こうしてムキになればなるほど、彼女らの脱北から被る正恩氏のダメージの大きさが、うかがい知れるというものだ。
美女たちの素顔北朝鮮の政府機関や事業体の多くは、国家の財政難のために独立採算を余儀なくされており、貿易や海外での事業で外貨を稼ぎださなければならない。もちろん、朝鮮労働党などから「上納金」のノルマを課せられており、それを賄うためには違法な商売にも手を染める。
言うまでもなく、そのようは裏ビジネスは、海外の当局により摘発されるリスクが相当に高い。それに比べレストラン運営は完全に合法であり、外貨獲得の柱のひとつとなってきた。そして、そのビジネスを支えてきたのが、時にネット上でアイドル並みの人気を集めることもある美人ウェイトレス(接待員)たちなのだ。
しばらく前のことだが、中国・丹東にある北朝鮮レストランの営業実態について、デイリーNKジャパンの記者が現地の関係者から話を聞いてきたことがある。解説してくれたのは、中国資本と北朝鮮企業の橋渡しをしている中国朝鮮族の貿易業者である。

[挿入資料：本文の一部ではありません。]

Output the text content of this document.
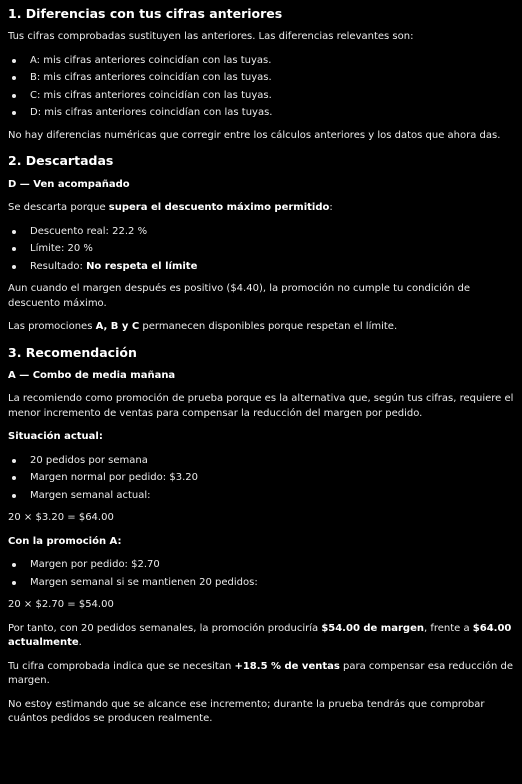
1. Diferencias con tus cifras anteriores

Tus cifras comprobadas sustituyen las anteriores. Las diferencias relevantes son:

A: mis cifras anteriores coincidían con las tuyas.
B: mis cifras anteriores coincidían con las tuyas.
C: mis cifras anteriores coincidían con las tuyas.
D: mis cifras anteriores coincidían con las tuyas.

No hay diferencias numéricas que corregir entre los cálculos anteriores y los datos que ahora das.

2. Descartadas

D — Ven acompañado

Se descarta porque supera el descuento máximo permitido:

Descuento real: 22.2 %
Límite: 20 %
Resultado: No respeta el límite

Aun cuando el margen después es positivo ($4.40), la promoción no cumple tu condición de descuento máximo.

Las promociones A, B y C permanecen disponibles porque respetan el límite.

3. Recomendación

A — Combo de media mañana

La recomiendo como promoción de prueba porque es la alternativa que, según tus cifras, requiere el menor incremento de ventas para compensar la reducción del margen por pedido.

Situación actual:

20 pedidos por semana
Margen normal por pedido: $3.20
Margen semanal actual:

20 × $3.20 = $64.00

Con la promoción A:

Margen por pedido: $2.70
Margen semanal si se mantienen 20 pedidos:

20 × $2.70 = $54.00

Por tanto, con 20 pedidos semanales, la promoción produciría $54.00 de margen, frente a $64.00 actualmente.

Tu cifra comprobada indica que se necesitan +18.5 % de ventas para compensar esa reducción de margen.

No estoy estimando que se alcance ese incremento; durante la prueba tendrás que comprobar cuántos pedidos se producen realmente.
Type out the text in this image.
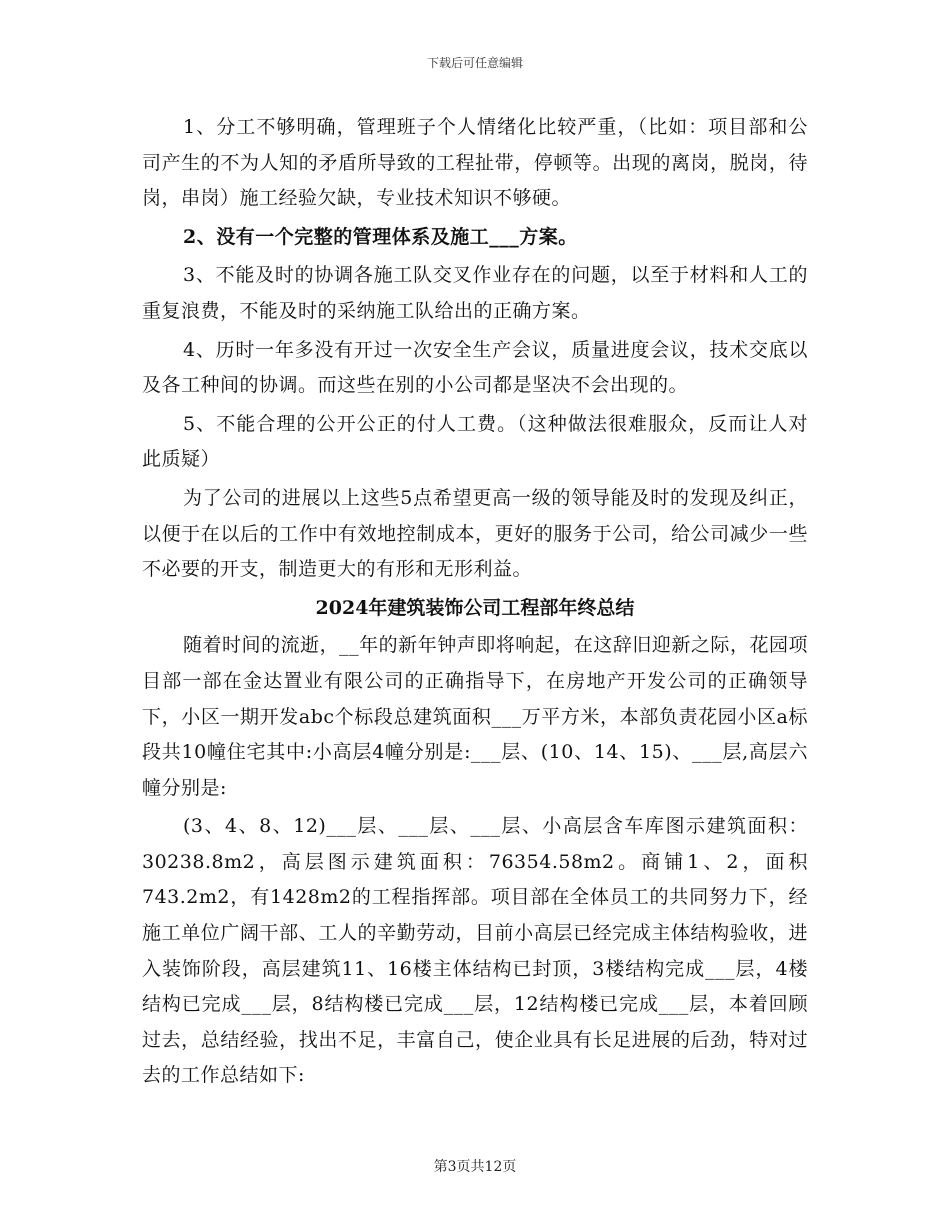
下载后可任意编辑

1、分工不够明确，管理班子个人情绪化比较严重，（比如：项目部和公司产生的不为人知的矛盾所导致的工程扯带，停顿等。出现的离岗，脱岗，待岗，串岗）施工经验欠缺，专业技术知识不够硬。

2、没有一个完整的管理体系及施工___方案。

3、不能及时的协调各施工队交叉作业存在的问题，以至于材料和人工的重复浪费，不能及时的采纳施工队给出的正确方案。

4、历时一年多没有开过一次安全生产会议，质量进度会议，技术交底以及各工种间的协调。而这些在别的小公司都是坚决不会出现的。

5、不能合理的公开公正的付人工费。（这种做法很难服众，反而让人对此质疑）

为了公司的进展以上这些5点希望更高一级的领导能及时的发现及纠正，以便于在以后的工作中有效地控制成本，更好的服务于公司，给公司减少一些不必要的开支，制造更大的有形和无形利益。

2024年建筑装饰公司工程部年终总结

随着时间的流逝，__年的新年钟声即将响起，在这辞旧迎新之际，花园项目部一部在金达置业有限公司的正确指导下，在房地产开发公司的正确领导下，小区一期开发abc个标段总建筑面积___万平方米，本部负责花园小区a标段共10幢住宅其中:小高层4幢分别是:___层、(10、14、15)、___层,高层六幢分别是:

(3、4、8、12)___层、___层、___层、小高层含车库图示建筑面积：30238.8m2，高层图示建筑面积：76354.58m2。商铺1、2，面积743.2m2，有1428m2的工程指挥部。项目部在全体员工的共同努力下，经施工单位广阔干部、工人的辛勤劳动，目前小高层已经完成主体结构验收，进入装饰阶段，高层建筑11、16楼主体结构已封顶，3楼结构完成___层，4楼结构已完成___层，8结构楼已完成___层，12结构楼已完成___层，本着回顾过去，总结经验，找出不足，丰富自己，使企业具有长足进展的后劲，特对过去的工作总结如下:

第3页共12页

美女脱北が暴く体制のもろさ「北朝鮮レストランは、地元資本と北朝鮮側との合弁で運営されているのが普通ですね。地元資本側が店舗や食材の確保などを行い、北朝鮮側がスタッフを派遣している。つまりは相互に現物出資をして、店の権利が半々になるように設定されているんです。もちろん、利益も折半です。
北朝鮮側の事業主体は、国家が一元的にやっているというよりは、政府機関や様々な事業体(大規模な工場や貿易会社)が、それぞれ国の許可を得て別々にやっているみたいですよ。本国に、そうした活動を統括する役所があるのかもしれませんが、そこは私たちにはわかりません」
北朝鮮の政府機関や事業体の多くは国家の財政難から独立採算を余儀なくされているため、このようにして外貨取得を目的とする事業展開をすることは大いにあり得る話だ。